The Canajoha Indians on Prospect Hill in Fort Plain from 1689 to 1715 and at Indian Castle from 1715 to 1777.

Thus it becomes clearly evident that there was no second period of Tribal habitation of the Ganda Site.

But was we have disclosed that many of the principal Sachems of the Iroquois resided in private cabins at some distance from their Tribal Castles and preferably on sites of abandoned villages or castles.

Moreover the Ganda Site was without doubt a most favorable fishing place-near the outlet of the Crum Creek and the Mohawk River and Dominie Megapolensis informed us in 1644 that the water of the Mohawk River "is clear as crystal and as fresh as mil," In this river is a great plenty of all kinds of fish, pike, shad, bass, eels, perch, lampreys, sucker, catfish, sunfish, etc. In the spring in May, the perch are so plenty that one man with a hook and line will catch in one hour as many as ten or twelve can eat. My boys have caught in an hour fifty, each a foot long. They have three hooks on the instrument with which they fish and draw up frequently two or three perch at once.

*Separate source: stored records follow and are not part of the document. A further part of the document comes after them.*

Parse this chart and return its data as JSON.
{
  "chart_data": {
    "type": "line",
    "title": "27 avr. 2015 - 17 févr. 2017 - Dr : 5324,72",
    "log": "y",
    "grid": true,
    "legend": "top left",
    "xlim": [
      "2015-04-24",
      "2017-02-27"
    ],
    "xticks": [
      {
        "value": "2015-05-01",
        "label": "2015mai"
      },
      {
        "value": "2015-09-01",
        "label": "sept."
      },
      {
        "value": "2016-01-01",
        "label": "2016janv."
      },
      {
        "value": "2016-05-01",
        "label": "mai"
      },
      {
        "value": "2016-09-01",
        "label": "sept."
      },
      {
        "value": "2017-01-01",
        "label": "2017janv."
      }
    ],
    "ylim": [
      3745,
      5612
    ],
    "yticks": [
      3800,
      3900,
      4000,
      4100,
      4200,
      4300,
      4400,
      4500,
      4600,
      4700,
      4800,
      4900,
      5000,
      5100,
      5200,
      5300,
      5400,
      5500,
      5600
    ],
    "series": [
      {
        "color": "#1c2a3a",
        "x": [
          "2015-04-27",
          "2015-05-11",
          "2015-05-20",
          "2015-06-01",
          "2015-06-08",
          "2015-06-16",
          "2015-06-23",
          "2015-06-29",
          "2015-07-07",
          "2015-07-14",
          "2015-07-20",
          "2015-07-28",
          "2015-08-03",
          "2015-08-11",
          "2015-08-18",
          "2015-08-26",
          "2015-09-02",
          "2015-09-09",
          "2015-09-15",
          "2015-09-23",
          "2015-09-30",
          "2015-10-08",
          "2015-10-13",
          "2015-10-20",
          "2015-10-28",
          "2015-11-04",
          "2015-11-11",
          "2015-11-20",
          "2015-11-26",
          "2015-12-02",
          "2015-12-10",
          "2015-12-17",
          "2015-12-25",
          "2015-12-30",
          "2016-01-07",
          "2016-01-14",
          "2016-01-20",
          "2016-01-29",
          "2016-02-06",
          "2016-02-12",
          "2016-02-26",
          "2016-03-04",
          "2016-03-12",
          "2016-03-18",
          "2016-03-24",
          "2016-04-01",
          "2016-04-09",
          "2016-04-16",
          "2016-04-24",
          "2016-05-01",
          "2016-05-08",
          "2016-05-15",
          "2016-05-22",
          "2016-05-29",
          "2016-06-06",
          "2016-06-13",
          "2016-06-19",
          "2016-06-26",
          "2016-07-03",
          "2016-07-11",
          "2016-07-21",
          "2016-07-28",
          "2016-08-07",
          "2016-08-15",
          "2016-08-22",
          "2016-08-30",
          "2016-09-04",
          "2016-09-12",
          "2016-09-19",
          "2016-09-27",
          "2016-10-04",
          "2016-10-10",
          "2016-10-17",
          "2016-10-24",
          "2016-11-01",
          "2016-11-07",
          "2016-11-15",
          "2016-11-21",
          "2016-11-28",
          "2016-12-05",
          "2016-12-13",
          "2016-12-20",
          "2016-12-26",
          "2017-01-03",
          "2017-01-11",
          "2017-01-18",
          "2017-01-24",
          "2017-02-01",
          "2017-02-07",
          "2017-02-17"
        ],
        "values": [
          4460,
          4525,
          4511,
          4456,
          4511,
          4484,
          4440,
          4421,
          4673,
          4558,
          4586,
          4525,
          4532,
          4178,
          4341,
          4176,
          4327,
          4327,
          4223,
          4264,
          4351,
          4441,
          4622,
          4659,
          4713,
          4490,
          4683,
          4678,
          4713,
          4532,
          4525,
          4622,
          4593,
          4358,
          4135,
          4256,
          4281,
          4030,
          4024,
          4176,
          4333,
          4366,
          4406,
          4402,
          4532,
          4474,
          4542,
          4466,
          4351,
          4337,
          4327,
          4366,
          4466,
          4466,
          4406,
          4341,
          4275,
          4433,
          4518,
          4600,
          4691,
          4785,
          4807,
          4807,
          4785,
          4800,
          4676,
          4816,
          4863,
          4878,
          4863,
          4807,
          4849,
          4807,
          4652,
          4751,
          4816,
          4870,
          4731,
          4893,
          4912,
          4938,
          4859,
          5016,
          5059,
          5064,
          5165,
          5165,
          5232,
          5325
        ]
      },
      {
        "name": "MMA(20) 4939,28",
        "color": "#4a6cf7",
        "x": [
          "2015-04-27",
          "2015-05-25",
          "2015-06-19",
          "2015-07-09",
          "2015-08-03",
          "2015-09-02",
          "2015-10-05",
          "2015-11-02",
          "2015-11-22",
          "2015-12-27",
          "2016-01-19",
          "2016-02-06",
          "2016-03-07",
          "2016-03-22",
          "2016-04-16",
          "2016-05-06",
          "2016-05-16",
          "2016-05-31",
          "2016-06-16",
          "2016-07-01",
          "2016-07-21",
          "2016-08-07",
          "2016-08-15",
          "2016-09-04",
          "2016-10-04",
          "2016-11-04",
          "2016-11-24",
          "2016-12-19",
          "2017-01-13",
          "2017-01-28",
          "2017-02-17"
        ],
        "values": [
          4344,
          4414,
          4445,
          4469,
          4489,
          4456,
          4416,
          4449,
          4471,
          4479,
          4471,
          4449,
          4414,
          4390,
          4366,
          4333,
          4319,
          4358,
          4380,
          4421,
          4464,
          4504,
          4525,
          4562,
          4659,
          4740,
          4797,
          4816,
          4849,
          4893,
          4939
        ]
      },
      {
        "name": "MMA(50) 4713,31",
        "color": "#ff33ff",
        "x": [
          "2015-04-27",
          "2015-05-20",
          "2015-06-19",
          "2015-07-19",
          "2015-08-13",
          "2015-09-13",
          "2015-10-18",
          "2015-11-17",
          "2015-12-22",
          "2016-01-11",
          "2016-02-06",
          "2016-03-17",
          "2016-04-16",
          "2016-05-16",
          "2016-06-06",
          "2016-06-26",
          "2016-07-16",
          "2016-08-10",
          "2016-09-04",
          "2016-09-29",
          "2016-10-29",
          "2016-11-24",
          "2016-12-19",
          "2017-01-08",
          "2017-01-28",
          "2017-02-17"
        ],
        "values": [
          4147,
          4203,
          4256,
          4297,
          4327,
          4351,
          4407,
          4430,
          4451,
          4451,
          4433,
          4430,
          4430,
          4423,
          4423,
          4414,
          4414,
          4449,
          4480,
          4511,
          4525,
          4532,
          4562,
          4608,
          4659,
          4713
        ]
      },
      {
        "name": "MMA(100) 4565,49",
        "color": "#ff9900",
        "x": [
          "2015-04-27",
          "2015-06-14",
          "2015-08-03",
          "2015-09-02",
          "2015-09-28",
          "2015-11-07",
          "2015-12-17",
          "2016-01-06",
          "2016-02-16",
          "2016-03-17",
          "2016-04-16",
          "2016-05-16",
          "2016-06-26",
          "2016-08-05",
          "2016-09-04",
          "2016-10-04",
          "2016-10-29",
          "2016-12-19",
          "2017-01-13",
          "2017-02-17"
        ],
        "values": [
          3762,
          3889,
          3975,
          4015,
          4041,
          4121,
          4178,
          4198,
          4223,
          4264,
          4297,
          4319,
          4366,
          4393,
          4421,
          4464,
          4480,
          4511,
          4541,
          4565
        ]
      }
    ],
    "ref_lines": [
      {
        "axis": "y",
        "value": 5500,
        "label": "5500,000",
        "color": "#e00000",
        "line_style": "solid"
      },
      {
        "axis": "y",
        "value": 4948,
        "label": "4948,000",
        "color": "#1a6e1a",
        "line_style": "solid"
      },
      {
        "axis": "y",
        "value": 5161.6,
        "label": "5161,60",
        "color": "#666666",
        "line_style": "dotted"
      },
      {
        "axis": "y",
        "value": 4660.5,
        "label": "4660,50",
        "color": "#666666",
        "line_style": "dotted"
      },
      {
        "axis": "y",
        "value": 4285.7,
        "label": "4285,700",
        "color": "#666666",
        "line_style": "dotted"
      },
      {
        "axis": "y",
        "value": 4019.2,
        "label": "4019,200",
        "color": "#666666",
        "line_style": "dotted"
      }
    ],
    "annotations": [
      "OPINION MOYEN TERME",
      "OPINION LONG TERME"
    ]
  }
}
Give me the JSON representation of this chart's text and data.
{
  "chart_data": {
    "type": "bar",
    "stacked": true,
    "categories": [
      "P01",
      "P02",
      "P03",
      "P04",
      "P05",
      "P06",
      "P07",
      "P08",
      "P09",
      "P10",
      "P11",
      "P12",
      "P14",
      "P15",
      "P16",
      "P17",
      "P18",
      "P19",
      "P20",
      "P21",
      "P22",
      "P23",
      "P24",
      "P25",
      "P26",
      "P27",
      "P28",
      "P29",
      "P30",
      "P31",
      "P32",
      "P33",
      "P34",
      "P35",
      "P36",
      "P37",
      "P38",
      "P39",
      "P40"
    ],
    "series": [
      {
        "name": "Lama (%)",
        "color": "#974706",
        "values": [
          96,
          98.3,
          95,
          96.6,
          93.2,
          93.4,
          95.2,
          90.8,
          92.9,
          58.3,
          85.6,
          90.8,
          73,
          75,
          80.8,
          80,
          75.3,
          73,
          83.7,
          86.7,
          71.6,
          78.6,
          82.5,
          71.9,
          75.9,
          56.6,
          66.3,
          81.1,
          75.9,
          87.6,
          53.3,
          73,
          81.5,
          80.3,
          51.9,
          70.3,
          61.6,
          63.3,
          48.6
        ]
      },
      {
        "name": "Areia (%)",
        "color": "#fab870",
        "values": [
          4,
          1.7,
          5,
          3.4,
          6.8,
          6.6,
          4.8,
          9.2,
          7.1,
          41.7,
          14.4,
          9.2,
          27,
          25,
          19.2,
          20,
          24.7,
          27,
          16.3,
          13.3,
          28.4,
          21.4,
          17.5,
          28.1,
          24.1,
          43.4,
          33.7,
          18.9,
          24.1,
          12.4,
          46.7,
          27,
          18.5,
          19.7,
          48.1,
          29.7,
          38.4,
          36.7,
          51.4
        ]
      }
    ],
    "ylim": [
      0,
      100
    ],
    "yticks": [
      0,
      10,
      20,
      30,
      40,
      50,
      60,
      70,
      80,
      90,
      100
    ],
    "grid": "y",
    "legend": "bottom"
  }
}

Thus it would appear as if the Ganda Site was continuously occupied, more or less throughout the entire period that the Mohawks occupied the valley and more especially during 1689-1693 when the final castle of Teonondoge was located on the easterly point of Fort Hill, only a mile distant.

From our historical records an from the facts which they disclose as well as from the Stone implements recovered from the Ganda Site it is clearly and convincingly evident that it was the site of the castle of Tionondoge from about 1565 to 1610 and this is apparently the only site in the country of the Mohawks that its occupation has been entirely prehistoric.